Am führte die belangte Behörde eine mündliche Verhandlung durch. Dabei legte der lärmtechnische Amtssachverständige dar, dass ausgehend von den Werten aufgrund der Messung vom anstelle von 45 Minuten ca. eine Stunde Betriebszeit des Mobilbaggers zulässig wäre, um den im Gutachten vom ausgewiesenen Anlagenimmissionspegel einhalten zu können.

Mit dem nunmehr angefochtenen Bescheid vom hob die belangte Behörde den Bescheid des LH vom gemäß § 66 Abs. 4 AVG auf.

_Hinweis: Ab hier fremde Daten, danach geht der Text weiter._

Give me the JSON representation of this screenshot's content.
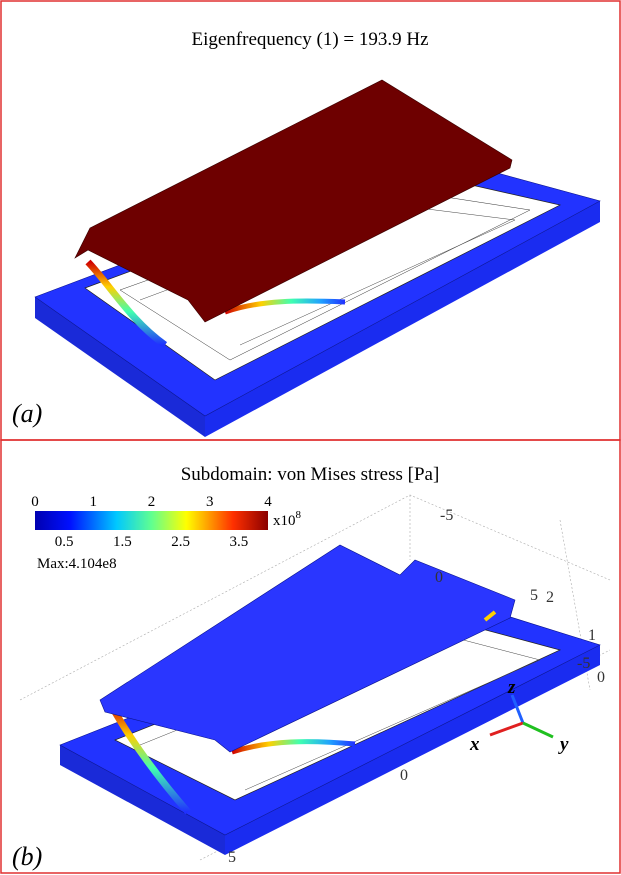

Begründend führte sie nach Wiedergabe des bisherigen Verfahrensganges und nach Hinweis auf die §§ 62 Abs. 3 und 43 Abs. 1 AWG 2002 aus, es zeige sich anhand der in den Akten erliegenden gewerbetechnischen und medizinischen Gutachten, dass es durch den Betrieb der Anlage für (näher genannte) Wohnnachbarn zu einer unzumutbaren Belästigung durch Lärm bzw. zu einer Gesundheitsbeeinträchtigung komme, was aus der Überschreitung der Immissionspegel resultiere. Wie sich aus dem Gutachten vom bzw. aus der mündlichen Verhandlung ergebe, seien als Maßnahmen zur Erreichung dieses Wertes entweder die Einschränkung der Betriebszeit des Mobilbaggers auf ca. 1 Stunde oder ansonsten bauliche Maßnahmen erforderlich.

Im Lichte dieser Ausführungen komme nach § 62 Abs. 3 AWG 2002 als Maßnahme zum Schutz der nach § 43 leg. cit. wahrzunehmenden Interessen im gegenständlichen Fall nicht nur die Vorschreibung nachträglicher Auflagen, sondern ebenso die Erstellung und Durchführung eines Sanierungskonzeptes in Betracht. Nach Rechtsprechung des Verwaltungsgerichtshofes zur vergleichbaren Bestimmung des § 79 GewO 1994 sei die Vorschreibung eines Sanierungskonzeptes für jenen Fall vorgesehen, in dem der Schutz der wahrzunehmenden Interessen Maßnahmen erfordere, die dem Betriebsinhaber als Auflagen nicht vorgeschrieben werden könnten, weil sie die genehmigte Betriebsanlage in ihrem Wesen veränderten. Seien die erforderlichen Auflagen "wesensverändernd", habe sich die Behörde darauf zu beschränken, dem Betriebsinhaber die Vorlage eines Konzeptes zur Sanierung der festgestellten Mängel vorzuschreiben. Das Ziel der Sanierung liege in der Behebung der festgestellten Mängel.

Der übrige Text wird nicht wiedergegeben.